Allied Waste Recycling Centers & Transfer Stations
Recycling & Sorting
In 1987, an old steel mill was recycled into one of the nation's earliest Materials Recovery Facilities (MRF). Located just one mile south of downtown Seattle, Allied Waste has developed this MRF into a sophisticated recycling and transfer facility. A variety of waste and recycle streams flow through this eleven-acre site each day -- cardboard, newspaper, office waste paper, aluminum, yard-waste and residential and commercial recyclables. In addition, municipal solid waste (MSW) and construction, demolition and land clearing debris (CDL) are handled at the site. Recyclables arrive by large commercial trucks and smaller, private vehicles for processing. Over a million and a half pounds of material are sorted, cleaned and processed every day.
Over 2,000 feet of sort line move a river of recyclables through our 80,000 square foot building.

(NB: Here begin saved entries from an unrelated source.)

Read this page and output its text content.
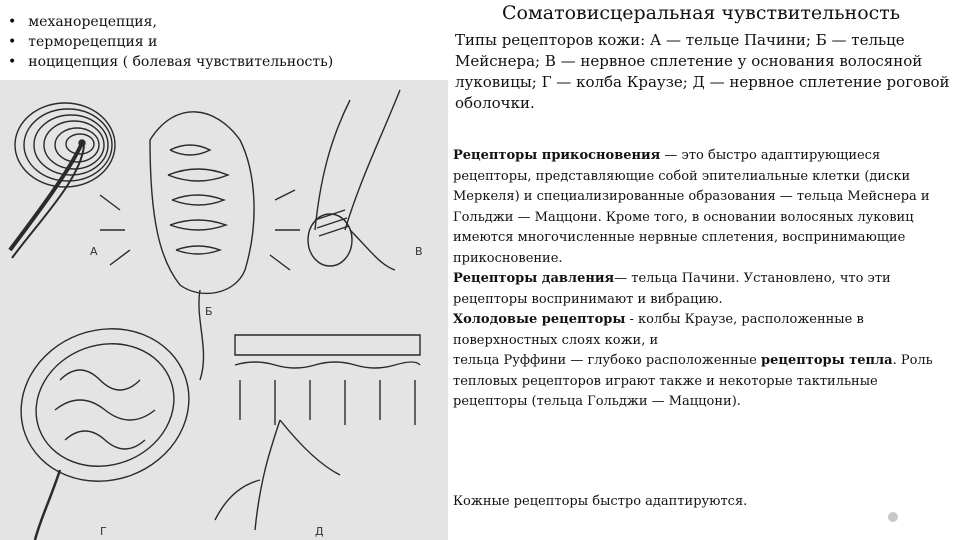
• механорецепция,
• терморецепция и
• ноцицепция ( болевая чувствительность)
А
Б
В
Г	Д
Соматовисцеральная чувствительность

Типы рецепторов кожи: А — тельце Пачини; Б — тельце Мейснера; В — нервное сплетение у основания волосяной луковицы; Г — колба Краузе; Д — нервное сплетение роговой оболочки.

Рецепторы прикосновения — это быстро адаптирующиеся рецепторы, представляющие собой эпителиальные клетки (диски Меркеля) и специализированные образования — тельца Мейснера и Гольджи — Маццони. Кроме того, в основании волосяных луковиц имеются многочисленные нервные сплетения, воспринимающие прикосновение.

Рецепторы давления— тельца Пачини. Установлено, что эти рецепторы воспринимают и вибрацию.

Холодовые рецепторы - колбы Краузе, расположенные в поверхностных слоях кожи, и

тельца Руффини — глубоко расположенные рецепторы тепла. Роль тепловых рецепторов играют также и некоторые тактильные рецепторы (тельца Гольджи — Маццони).

Кожные рецепторы быстро адаптируются.
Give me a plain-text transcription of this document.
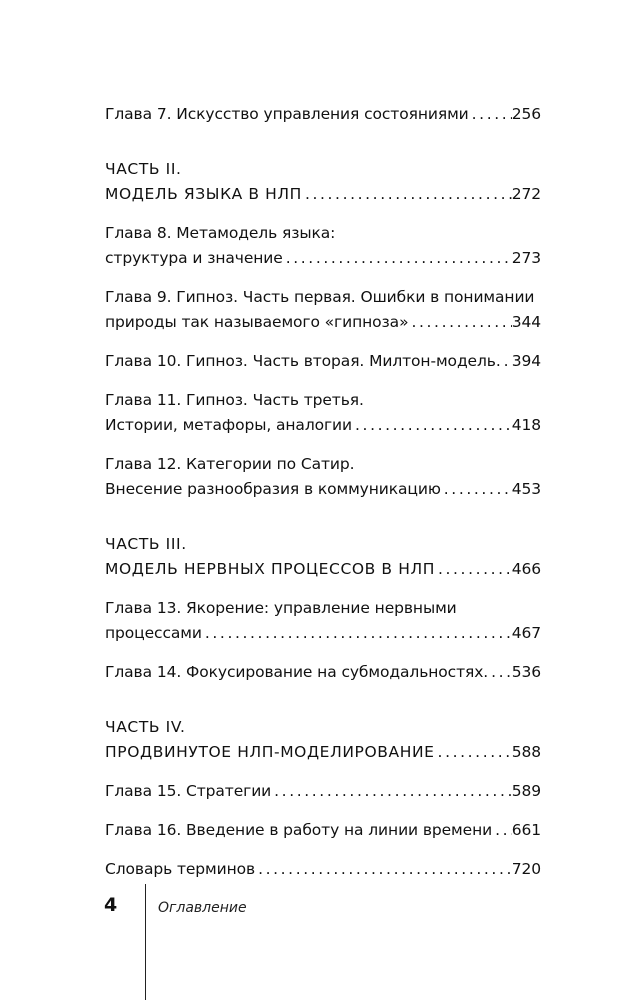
Глава 7. Искусство управления состояниями .....	256
ЧАСТЬ II.
МОДЕЛЬ ЯЗЫКА В НЛП .....	272
Глава 8. Метамодель языка:
структура и значение .....	273
Глава 9. Гипноз. Часть первая. Ошибки в понимании
природы так называемого «гипноза» .....	344
Глава 10. Гипноз. Часть вторая. Милтон-модель. ..... 394
Глава 11. Гипноз. Часть третья.
Истории, метафоры, аналогии .....	418
Глава 12. Категории по Сатир.
Внесение разнообразия в коммуникацию .....	453
ЧАСТЬ III.
МОДЕЛЬ НЕРВНЫХ ПРОЦЕССОВ В НЛП .....	466
Глава 13. Якорение: управление нервными
процессами .....	467
Глава 14. Фокусирование на субмодальностях. ..... 536
ЧАСТЬ IV.
ПРОДВИНУТОЕ НЛП-МОДЕЛИРОВАНИЕ .....	588
Глава 15. Стратегии .....	589
Глава 16. Введение в работу на линии времени ..... 661
Словарь терминов .....	720
4	Оглавление
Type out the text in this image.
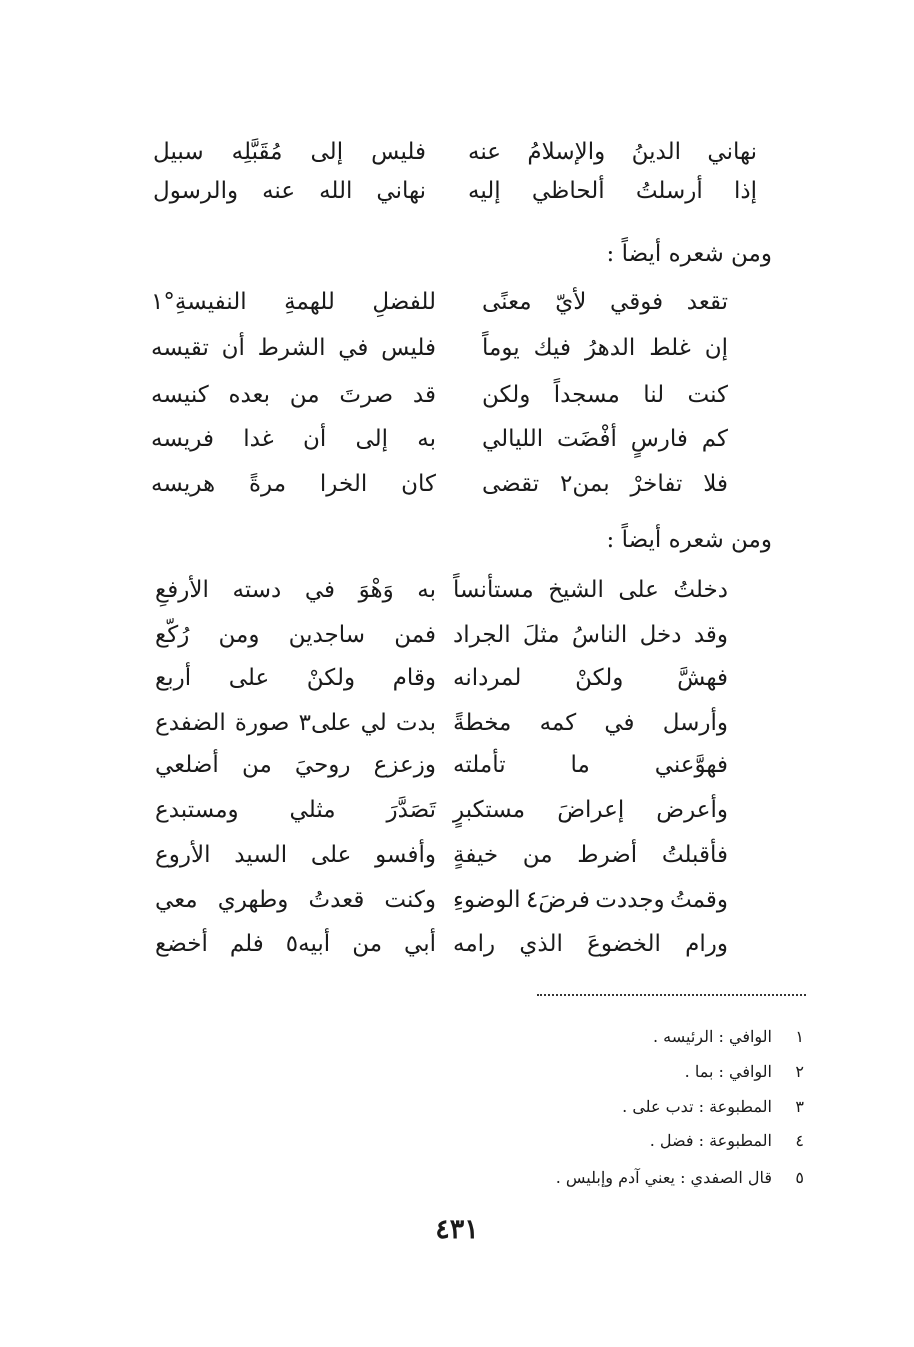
نهاني
الدينُ
والإسلامُ
عنه
فليس
إلى
مُقَبَّلِه
سبيل
إذا
أرسلتُ
ألحاظي
إليه
نهاني
الله
عنه
والرسول
تقعد
فوقي
لأيّ
معنًى
للفضلِ
للهمةِ
النفيسةِ°١
إن
غلط
الدهرُ
فيك
يوماً
فليس
في
الشرط
أن
تقيسه
كنت
لنا
مسجداً
ولكن
قد
صرتَ
من
بعده
كنيسه
كم
فارسٍ
أفْضَت
الليالي
به
إلى
أن
غدا
فريسه
فلا
تفاخرْ
بمن٢
تقضى
كان
الخرا
مرةً
هريسه
دخلتُ
على
الشيخ
مستأنساً
به
وَهْوَ
في
دسته
الأرفعِ
وقد
دخل
الناسُ
مثلَ
الجراد
فمن
ساجدين
ومن
رُكّع
فهشَّ
ولكنْ
لمردانه
وقام
ولكنْ
على
أربع
وأرسل
في
كمه
مخطةً
بدت
لي
على٣
صورة
الضفدع
فهوَّعني
ما
تأملته
وزعزع
روحيَ
من
أضلعي
وأعرض
إعراضَ
مستكبرٍ
تَصَدَّرَ
مثلي
ومستبدع
فأقبلتُ
أضرط
من
خيفةٍ
وأفسو
على
السيد
الأروع
وقمتُ
وجددت
فرضَ٤
الوضوءِ
وكنت
قعدتُ
وطهري
معي
ورام
الخضوعَ
الذي
رامه
أبي
من
أبيه٥
فلم
أخضع
ومن شعره أيضاً :
ومن شعره أيضاً :
١الوافي : الرئيسه .
٢الوافي : بما .
٣المطبوعة : تدب على .
٤المطبوعة : فضل .
٥قال الصفدي : يعني آدم وإبليس .
٤٣١
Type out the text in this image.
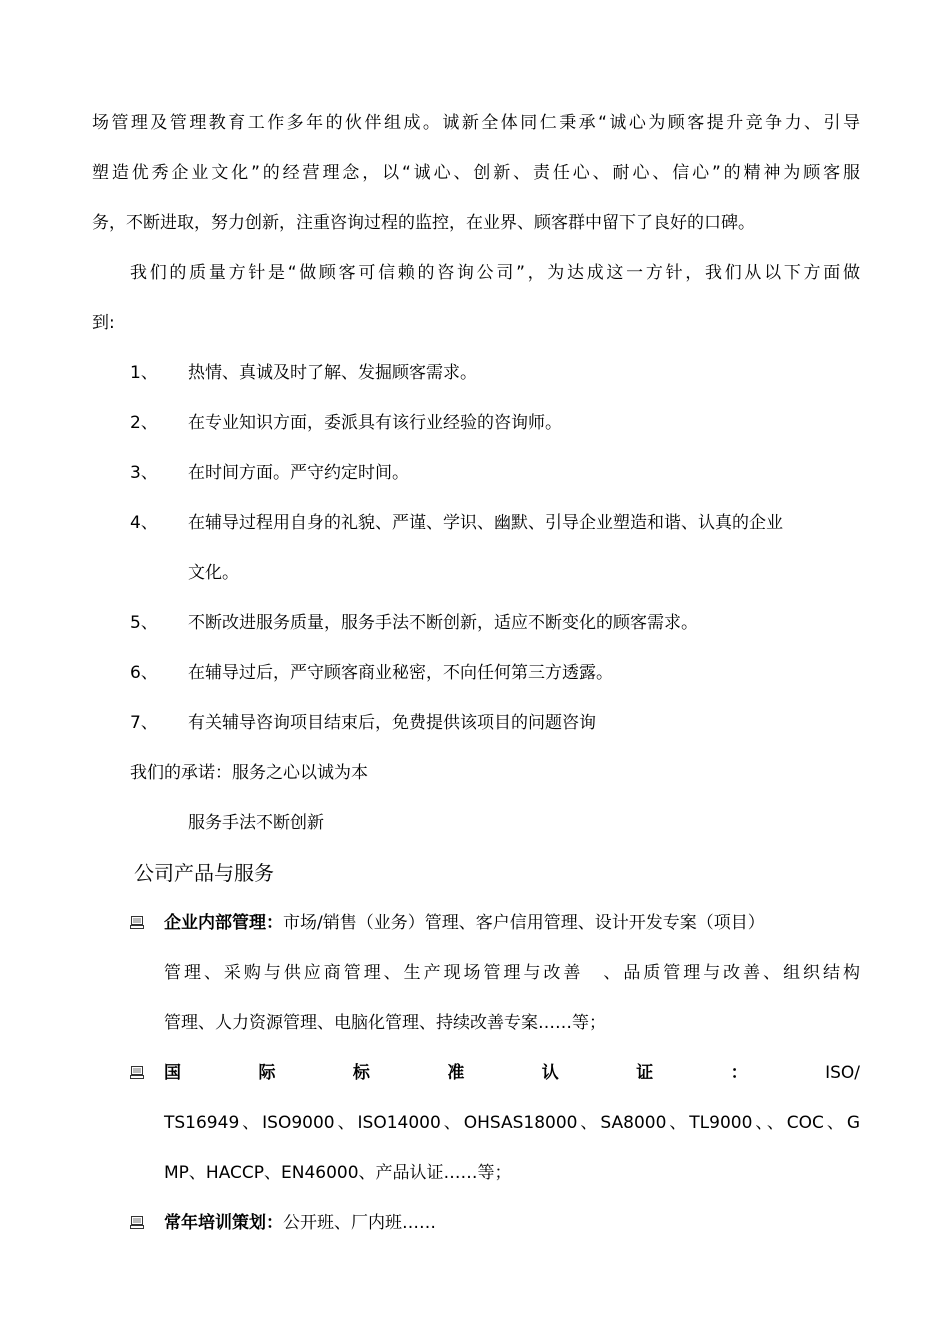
场管理及管理教育工作多年的伙伴组成。诚新全体同仁秉承“诚心为顾客提升竞争力、引导
塑造优秀企业文化”的经营理念，以“诚心、创新、责任心、耐心、信心”的精神为顾客服
务，不断进取，努力创新，注重咨询过程的监控，在业界、顾客群中留下了良好的口碑。
我们的质量方针是“做顾客可信赖的咨询公司”，为达成这一方针，我们从以下方面做
到:
1、	热情、真诚及时了解、发掘顾客需求。
2、	在专业知识方面，委派具有该行业经验的咨询师。
3、	在时间方面。严守约定时间。
4、	在辅导过程用自身的礼貌、严谨、学识、幽默、引导企业塑造和谐、认真的企业
文化。
5、	不断改进服务质量，服务手法不断创新，适应不断变化的顾客需求。
6、	在辅导过后，严守顾客商业秘密，不向任何第三方透露。
7、	有关辅导咨询项目结束后，免费提供该项目的问题咨询
我们的承诺：服务之心以诚为本
服务手法不断创新
公司产品与服务
企业内部管理：市场/销售（业务）管理、客户信用管理、设计开发专案（项目）
管理、采购与供应商管理、生产现场管理与改善　、品质管理与改善、组织结构
管理、人力资源管理、电脑化管理、持续改善专案……等；
国	际	标	准	认	证	：	ISO/
TS16949、ISO9000、ISO14000、OHSAS18000、SA8000、TL9000、、COC、G
MP、HACCP、EN46000、产品认证……等；
常年培训策划：公开班、厂内班……
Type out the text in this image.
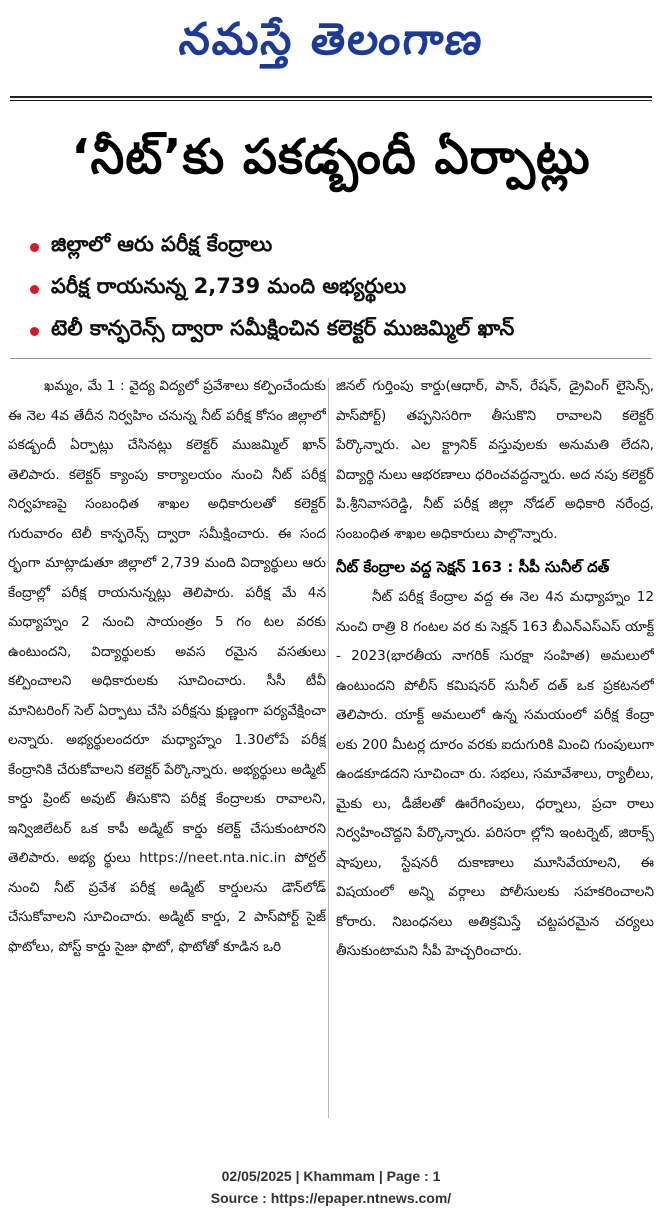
నమస్తే తెలంగాణ
‘నీట్’కు పకడ్బందీ ఏర్పాట్లు
జిల్లాలో ఆరు పరీక్ష కేంద్రాలు
పరీక్ష రాయనున్న 2,739 మంది అభ్యర్థులు
టెలీ కాన్ఫరెన్స్ ద్వారా సమీక్షించిన కలెక్టర్ ముజమ్మిల్ ఖాన్

ఖమ్మం, మే 1 : వైద్య విద్యలో ప్రవేశాలు కల్పించేందుకు ఈ నెల 4వ తేదీన నిర్వహిం చనున్న నీట్ పరీక్ష కోసం జిల్లాలో పకడ్బందీ ఏర్పాట్లు చేసినట్లు కలెక్టర్ ముజమ్మిల్ ఖాన్ తెలిపారు. కలెక్టర్ క్యాంపు కార్యాలయం నుంచి నీట్ పరీక్ష నిర్వహణపై సంబంధిత శాఖల అధికారులతో కలెక్టర్ గురువారం టెలీ కాన్ఫరెన్స్ ద్వారా సమీక్షించారు. ఈ సంద ర్భంగా మాట్లాడుతూ జిల్లాలో 2,739 మంది విద్యార్థులు ఆరు కేంద్రాల్లో పరీక్ష రాయనున్నట్లు తెలిపారు. పరీక్ష మే 4న మధ్యాహ్నం 2 నుంచి సాయంత్రం 5 గం టల వరకు ఉంటుందని, విద్యార్థులకు అవస రమైన వసతులు కల్పించాలని అధికారులకు సూచించారు. సీసీ టీవీ మానిటరింగ్ సెల్ ఏర్పాటు చేసి పరీక్షను క్షుణ్ణంగా పర్యవేక్షించా లన్నారు. అభ్యర్థులందరూ మధ్యాహ్నం 1.30లోపే పరీక్ష కేంద్రానికి చేరుకోవాలని కలెక్టర్ పేర్కొన్నారు. అభ్యర్థులు అడ్మిట్ కార్డు ప్రింట్ అవుట్ తీసుకొని పరీక్ష కేంద్రాలకు రావాలని, ఇన్విజిలేటర్ ఒక కాపీ అడ్మిట్ కార్డు కలెక్ట్ చేసుకుంటారని తెలిపారు. అభ్య ర్థులు https://neet.nta.nic.in పోర్టల్ నుంచి నీట్ ప్రవేశ పరీక్ష అడ్మిట్ కార్డులను డౌన్‌లోడ్ చేసుకోవాలని సూచించారు. అడ్మిట్ కార్డు, 2 పాస్‌పోర్ట్ సైజ్ ఫొటోలు, పోస్ట్ కార్డు సైజు ఫొటో, ఫొటోతో కూడిన ఒరి

జినల్ గుర్తింపు కార్డు(ఆధార్, పాన్, రేషన్, డ్రైవింగ్ లైసెన్స్, పాస్‌పోర్ట్) తప్పనిసరిగా తీసుకొని రావాలని కలెక్టర్ పేర్కొన్నారు. ఎల క్ట్రానిక్ వస్తువులకు అనుమతి లేదని, విద్యార్థి నులు ఆభరణాలు ధరించవద్దన్నారు. అద నపు కలెక్టర్ పి.శ్రీనివాసరెడ్డి, నీట్ పరీక్ష జిల్లా నోడల్ అధికారి నరేంద్ర, సంబంధిత శాఖల అధికారులు పాల్గొన్నారు.

నీట్ కేంద్రాల వద్ద సెక్షన్ 163 : సీపీ సునీల్ దత్

నీట్ పరీక్ష కేంద్రాల వద్ద ఈ నెల 4న మధ్యాహ్నం 12 నుంచి రాత్రి 8 గంటల వర కు సెక్షన్ 163 బీఎన్ఎస్ఎస్ యాక్ట్ - 2023(భారతీయ నాగరిక్ సురక్షా సంహిత) అమలులో ఉంటుందని పోలీస్ కమిషనర్ సునీల్ దత్ ఒక ప్రకటనలో తెలిపారు. యాక్ట్ అమలులో ఉన్న సమయంలో పరీక్ష కేంద్రా లకు 200 మీటర్ల దూరం వరకు ఐదుగురికి మించి గుంపులుగా ఉండకూడదని సూచించా రు. సభలు, సమావేశాలు, ర్యాలీలు, మైకు లు, డీజేలతో ఊరేగింపులు, ధర్నాలు, ప్రచా రాలు నిర్వహించొద్దని పేర్కొన్నారు. పరిసరా ల్లోని ఇంటర్నెట్, జిరాక్స్ షాపులు, స్టేషనరీ దుకాణాలు మూసివేయాలని, ఈ విషయంలో అన్ని వర్గాలు పోలీసులకు సహకరించాలని కోరారు. నిబంధనలు అతిక్రమిస్తే చట్టపరమైన చర్యలు తీసుకుంటామని సీపీ హెచ్చరించారు.

02/05/2025 | Khammam | Page : 1
Source : https://epaper.ntnews.com/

Employees, magnets and specialized equipment capture paper, cardboard, ferrous and non-ferrous metals, glass and plastics from the sort line and prepare them for shipment to the recycling mills.
Our state-of-the-art sorting techniques start with an automatic disc-screening systems that sort the paper and cardboard off the sort line. Employees sort the plastics and magnets capture the tin cans and ferrous metals. An air separator sorts the non-ferrous materials like aluminum cans. This technologically advanced machinery sends the recyclables directly into 3 computer operated balers. A baler compacts the materials into densely compressed cubes and ties the material with metal wires. The balers make over 8,000 tons of bales each month.
The bales are put into shipping containers. Approximately 25 tons (50,000 lbs.) are put into each container. A semi-truck takes the containers to the recycling mills where the recyclable materials are made into new products. For example:
- Paper becomes new paper.
- Cardboard becomes new cardboard.
- Newspaper is made into fruit packing trays and new newspaper.
- Glass gets made into new glass bottles and jars.
- Aluminum cans are made into new aluminum cans.
- Tin cans are made into rebar for construction projects.
- Plastic bottles become new fleece clothing and carpeting.
- Plastic containers are made into shoe inserts, recycling containers, bins and buckets.
- Plastic bags are made into decking and building products.